Charlotte lacht jetzt tatsächlich amüsiert: »Jetzt fehlt nur noch dein Satz: Jedes Problem ist ein Geschenk, man muss es nur zu deuten wissen!«
Isabel ist begeistert: »Stimmt, du hast Recht. Das hatte ich im Moment selbst ganz vergessen. Und du hast daran gedacht. Ja, genau so ist es. Aber brauchst du nicht noch Zeit? Wo befindest du dich denn gedanklich?«
»Ich gebe ihn nicht her. Ich merke mit Schrecken, wie gern ich ihn mag und wie schön mein Leben mit ihm ist. Ich will jetzt wirklich alles richtig machen - wenn das überhaupt geht. Was kann ich tun?«
»Du hast mehrere Möglichkeiten: Erstens könnten wir zurück zur Alsterperle gehen und sehen, ob die beiden dort noch sitzen. Vielleicht ist ja - entgegen allem Anschein – alles ganz harmlos. Zweitens könntest du nach Hause gehen und bis abends auf ihn warten. Drittens könntest du ins Büro gehen und ihm sein Handy bringen. Abends könntest du ihm gestehen, dass du einige von Lolitas SMS gelesen hast und hören, was er dazu sagt. Viertens kannst du ihm den ganzen Vorgang, von seinem Anruf bei dir bis zu seinem Treffen mit Lolita in der Alsterperle, berichten, ihn dann aber nicht zur Rede stellen, sondern eindeutig sagen, was du möchtest: Ihn ganz für dich und Lolita nicht mehr sehen. Fünftens könntest du ...«
»Aber offensichtlich arbeiten sie auch zusammen. Das ist doch schwierig, oder?«
»Wieso, das ist ein Vorteil in dieser Welt ohne Geld: Finanzielle Nachteile zählen nicht mehr. Er muss nur ein neues Betätigungsfeld finden oder eines gründen. Was für ein Büro ist das denn?«
»Das Umwelthaus Uhlenhorst. Sie koordinieren und unterrichten den Bau von Sonnenkollektoren!«
Isabel tippt sich gegen die Stirn: »Ach so, ich wusste nicht, wie ich sie beruflich verorten sollte. Aber das macht Sinn, sie ist Ingenieurin!

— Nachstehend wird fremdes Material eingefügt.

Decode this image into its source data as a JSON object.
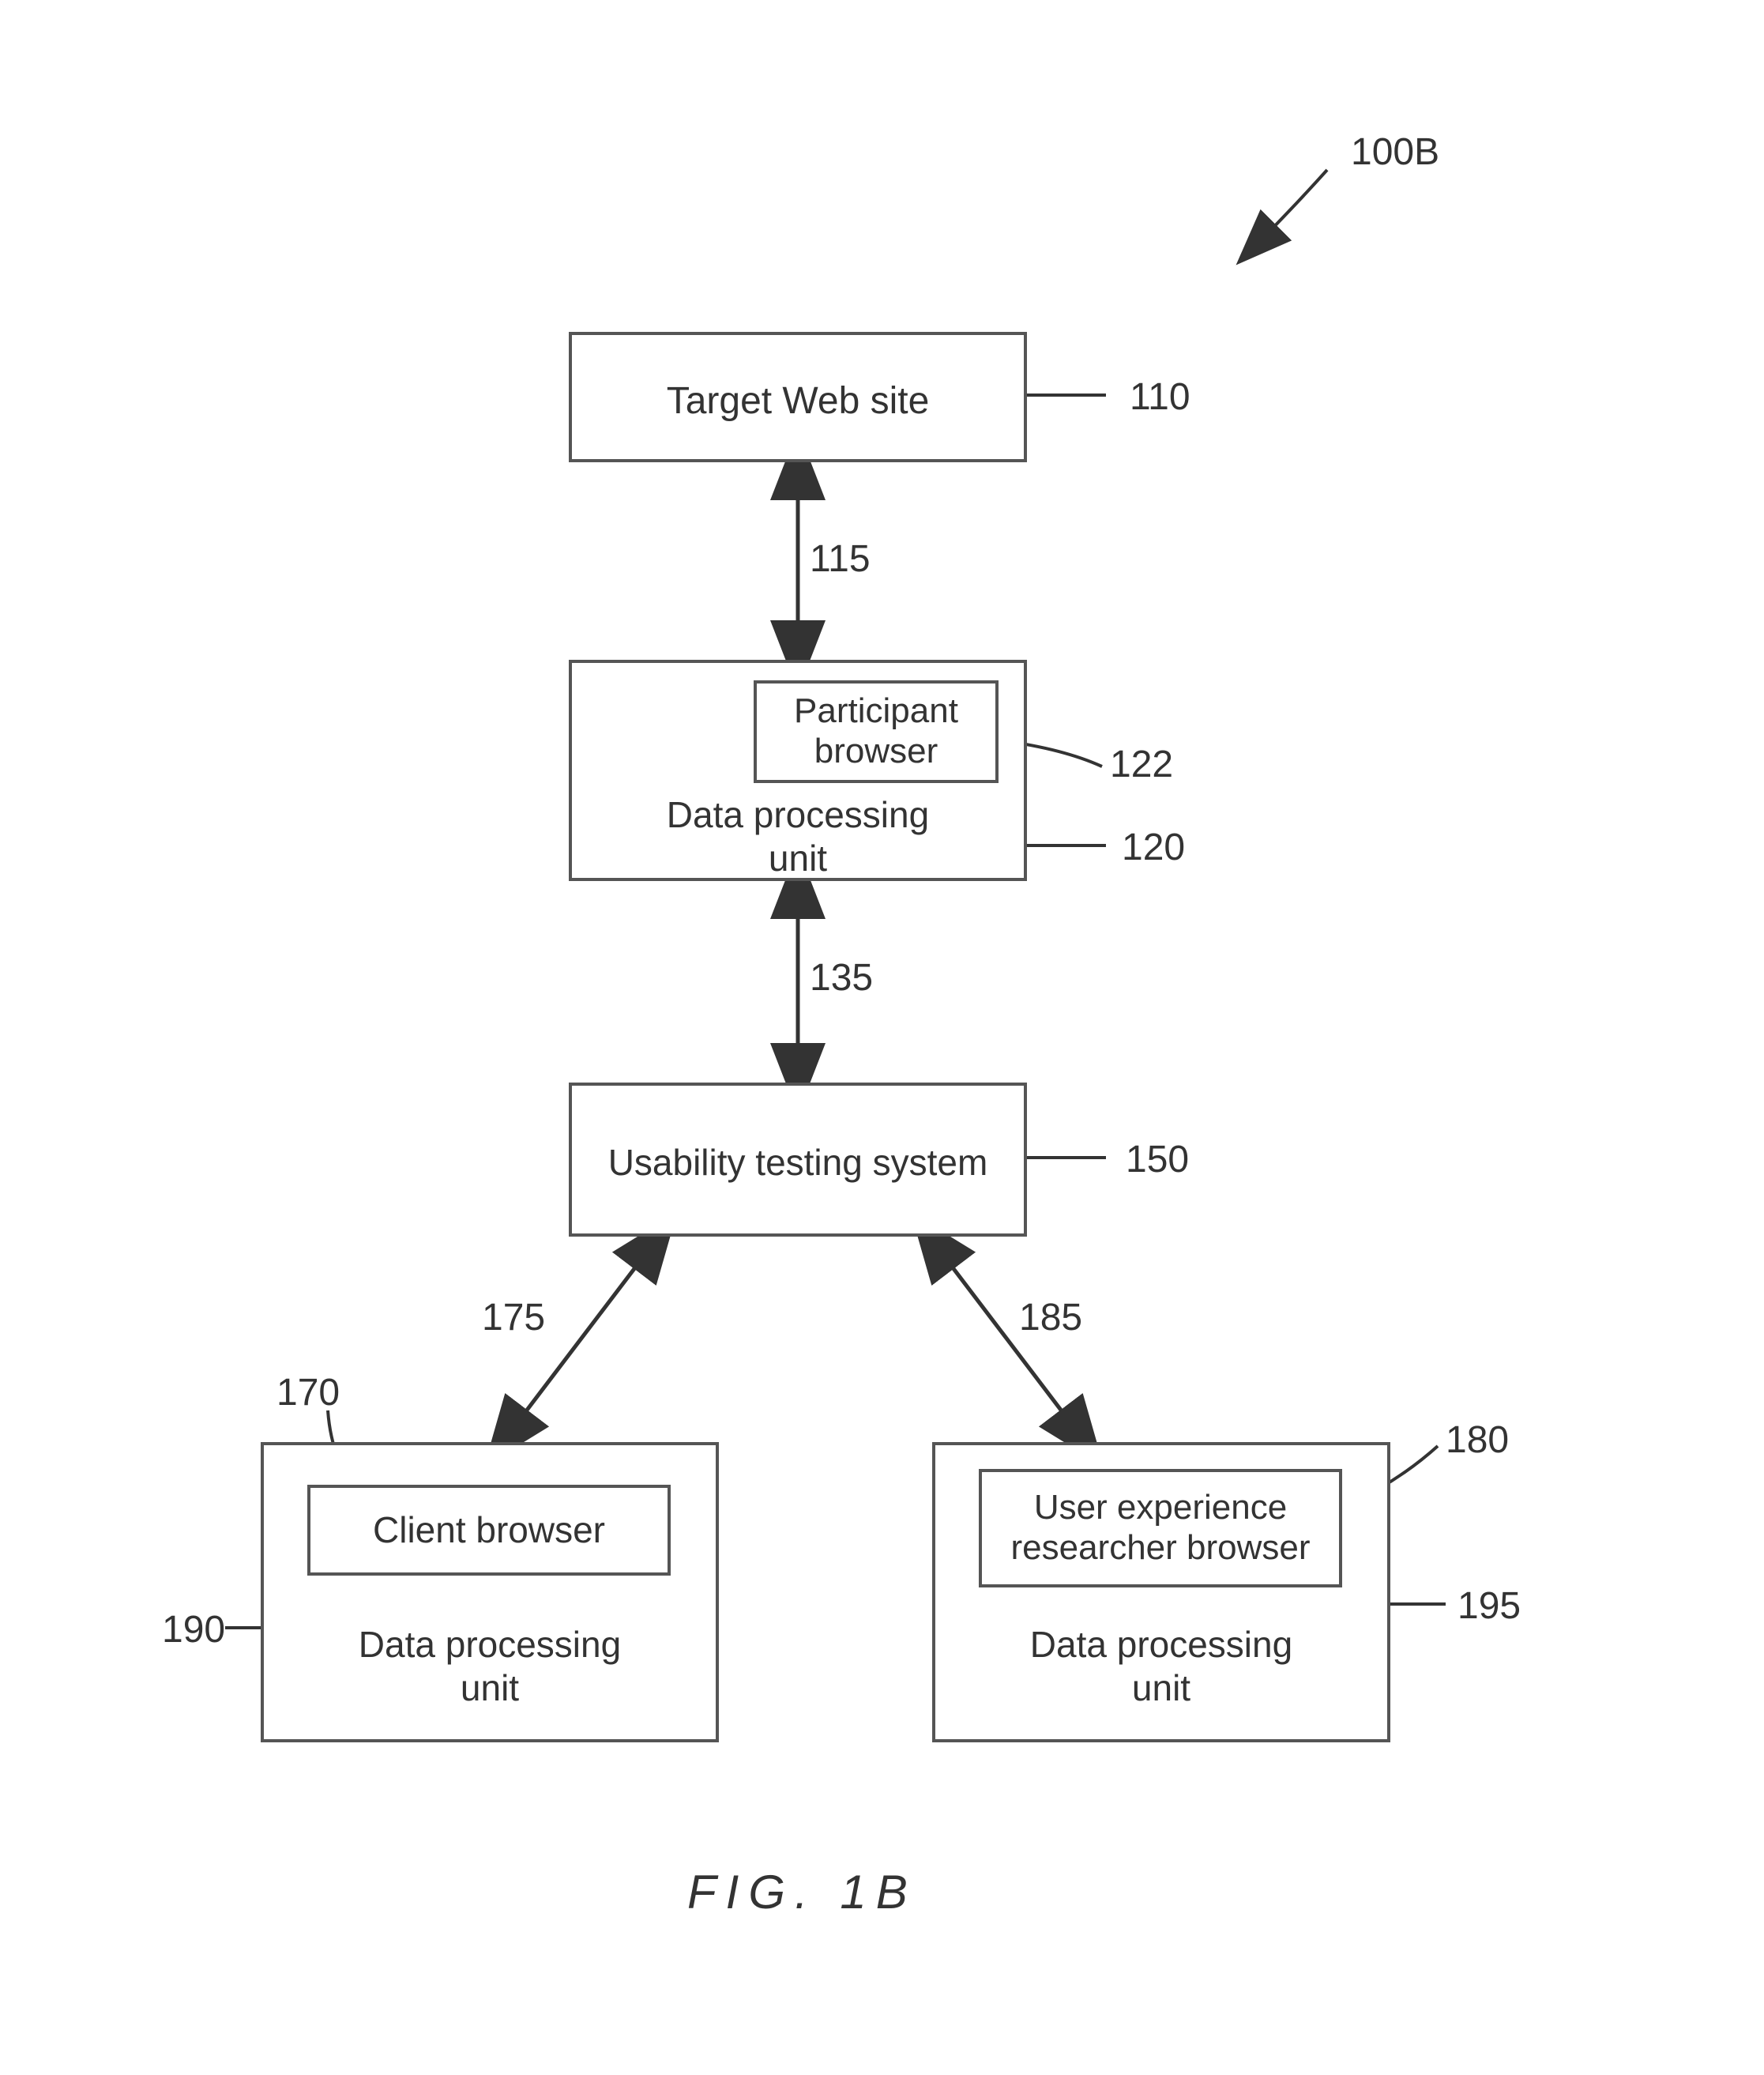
{
  "figure": {
    "overall_ref": "100B",
    "caption": "FIG. 1B"
  },
  "boxes": {
    "target": {
      "label": "Target Web site",
      "ref": "110"
    },
    "participant_dpu": {
      "label": "Data processing\nunit",
      "ref": "120"
    },
    "participant_browser": {
      "label": "Participant\nbrowser",
      "ref": "122"
    },
    "usability": {
      "label": "Usability testing system",
      "ref": "150"
    },
    "client_dpu": {
      "label": "Data processing\nunit",
      "ref": "190"
    },
    "client_browser": {
      "label": "Client browser",
      "ref": "170"
    },
    "ux_dpu": {
      "label": "Data processing\nunit",
      "ref": "195"
    },
    "ux_browser": {
      "label": "User experience\nresearcher browser",
      "ref": "180"
    }
  },
  "connections": {
    "target_participant": "115",
    "participant_usability": "135",
    "usability_client": "175",
    "usability_ux": "185"
  }
}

Ingenieurinnen setzen sich ja oft als besonders interessant gegen andere Frauen ab.«
»Soll ich sie jetzt toll finden?« Charlotte sieht Isabel befremdet an.
»Nein, nein, sollst du nicht.«
»Wird er das nicht weit von sich weisen, wenn ich ihn bitte, seinen Kontakt zu ihr total abzubrechen? Einen neuen Platz zum Arbeiten zu suchen?«
»Ich glaube nicht«, sagt Isabel munter. »Es gibt doch unzählige kleine Initiativen. Das ist doch das Schöne an regionaler Arbeit: Jetzt machen viele kleine Gruppen ihr Ding, wo früher nur eine große Firma andere für sich arbeiten ließ, das Geld kassierte und es an der Steuer vorbei in die Schweiz transferierte.«
»Und was mache ich nun?« Charlotte könnte eine erneute Ermunterung zum Lächeln gebrauchen.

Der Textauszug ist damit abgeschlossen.